Burial, referencing nature even by name, can’t seem to take design literally. First he gave us his self-titled debut, a homegrown left-field entry into 2006 that sedated a craving for the forgotten dubstep that we didn’t know we had. It was off handed and flawed, but the mark was left, a loose, tribal force of computers vs. jungle that couldn’t sit still. In a year and a half, the dubstep producer broadened the rusty metropolis of
Burial, softening the edges into the brooding atmosphere of
Untrue, an album that finds this self-proclaimed “rubbish super-hero” mingling into the obscurity of the underground club culture that doesn’t dwell on names or faces, but emotions and odds. And in finding the entangled roots that bound
Burial to the bustling city night life, Burial has livened
Untrue not only into a more familiar, uplifting plateau, but one that breathes organic life into his combated, technological ends.
In this aspect, Burial treats
Untrue like his own underground playground, shifting his focus without forgetting his goal. Treated as a lowly pickpocket, Burial takes loose odds and ends from others to build his collection of knick-knacks and garage noises, where bullet casings hitting concrete from
Metal Gear Solid and Vin Diesel’s keys make cameo appearances in samples. They’re just some of many small odes to detail that crowd the dusty corners of
Untrue without toppling it over. The product of the centerpiece “Archangel” feels satisfying and absurd, fishing depth out of its woodblock percussion and grimy synths that work in Burial’s gloomy, longing lyricism (“Holding you– good at being alone/loving you– good at being alone/kissing you– tell me I belong/it's not why I trust you”).
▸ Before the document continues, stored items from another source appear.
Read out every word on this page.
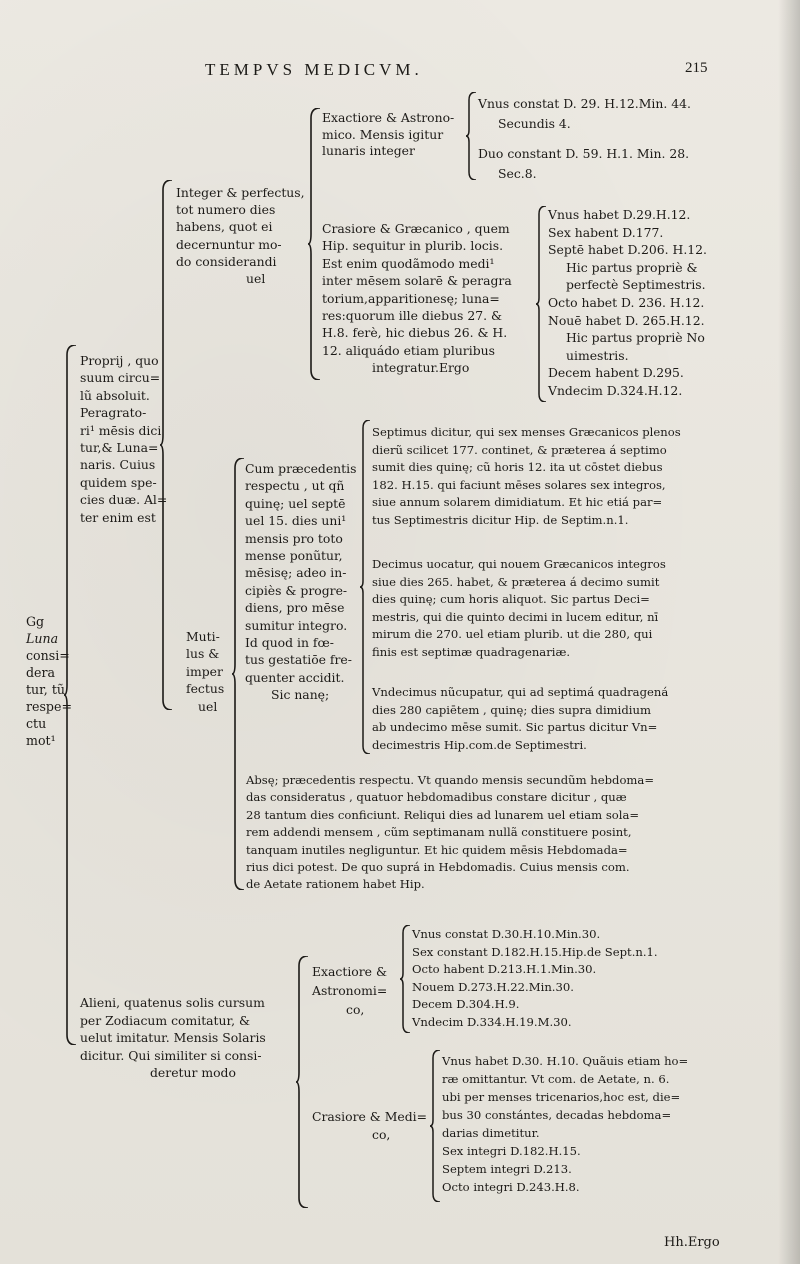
TEMPVS MEDICVM.	215
Gg
Luna
consi=
dera
tur, tũ
respe=
ctu
mot¹
Proprij , quo
suum circu=
lũ absoluit.
Peragrato-
ri¹ mēsis dici
tur,& Luna=
naris. Cuius
quidem spe-
cies duæ. Al=
ter enim est
Integer & perfectus,
tot numero dies
habens, quot ei
decernuntur mo-
do considerandi
uel
Exactiore & Astrono-
mico. Mensis igitur
lunaris integer
Vnus constat D. 29. H.12.Min. 44.
Secundis 4.
Duo constant D. 59. H.1. Min. 28.
Sec.8.
Crasiore & Græcanico , quem
Hip. sequitur in plurib. locis.
Est enim quodãmodo medi¹
inter mēsem solarē & peragra
torium,apparitionesę; luna=
res:quorum ille diebus 27. &
H.8. ferè, hic diebus 26. & H.
12. aliquádo etiam pluribus
integratur.Ergo
Vnus habet D.29.H.12.
Sex habent D.177.
Septē habet D.206. H.12.
Hic partus propriè &
perfectè Septimestris.
Octo habet D. 236. H.12.
Nouē habet D. 265.H.12.
Hic partus propriè No
uimestris.
Decem habent D.295.
Vndecim D.324.H.12.
Muti-
lus &
imper
fectus
uel
Cum præcedentis
respectu , ut qñ
quinę; uel septē
uel 15. dies uni¹
mensis pro toto
mense ponũtur,
mēsisę; adeo in-
cipiès & progre-
diens, pro mēse
sumitur integro.
Id quod in fœ-
tus gestatiōe fre-
quenter accidit.
Sic nanę;
Septimus dicitur, qui sex menses Græcanicos plenos
dierũ scilicet 177. continet, & præterea á septimo
sumit dies quinę; cũ horis 12. ita ut cōstet diebus
182. H.15. qui faciunt mēses solares sex integros,
siue annum solarem dimidiatum. Et hic etiá par=
tus Septimestris dicitur Hip. de Septim.n.1.
Decimus uocatur, qui nouem Græcanicos integros
siue dies 265. habet, & præterea á decimo sumit
dies quinę; cum horis aliquot. Sic partus Deci=
mestris, qui die quinto decimi in lucem editur, nī
mirum die 270. uel etiam plurib. ut die 280, qui
finis est septimæ quadragenariæ.
Vndecimus nũcupatur, qui ad septimá quadragená
dies 280 capiētem , quinę; dies supra dimidium
ab undecimo mēse sumit. Sic partus dicitur Vn=
decimestris Hip.com.de Septimestri.
Absę; præcedentis respectu. Vt quando mensis secundũm hebdoma=
das consideratus , quatuor hebdomadibus constare dicitur , quæ
28 tantum dies conficiunt. Reliqui dies ad lunarem uel etiam sola=
rem addendi mensem , cũm septimanam nullã constituere posint,
tanquam inutiles negliguntur. Et hic quidem mēsis Hebdomada=
rius dici potest. De quo suprá in Hebdomadis. Cuius mensis com.
de Aetate rationem habet Hip.
Alieni, quatenus solis cursum
per Zodiacum comitatur, &
uelut imitatur. Mensis Solaris
dicitur. Qui similiter si consi-
deretur modo
Exactiore &
Astronomi=
co,
Vnus constat D.30.H.10.Min.30.
Sex constant D.182.H.15.Hip.de Sept.n.1.
Octo habent D.213.H.1.Min.30.
Nouem D.273.H.22.Min.30.
Decem D.304.H.9.
Vndecim D.334.H.19.M.30.
Crasiore & Medi=
co,
Vnus habet D.30. H.10. Quãuis etiam ho=
ræ omittantur. Vt com. de Aetate, n. 6.
ubi per menses tricenarios,hoc est, die=
bus 30 constántes, decadas hebdoma=
darias dimetitur.
Sex integri D.182.H.15.
Septem integri D.213.
Octo integri D.243.H.8.
Hh.Ergo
That acknowledgement to the tragic ephemeral nature of the shared kinetic spaces within the clubs that come to inform
Untrue drives the crinkling tones to “Near Dark” and the drama drenched back-and-forth of feminine vocals in the drifting wisps of “Homeless.” The crass piano to “In McDonalds” coupled with the track's title says more about its foggy, fluorescent lit locale than its hazy dialogue seems capable of.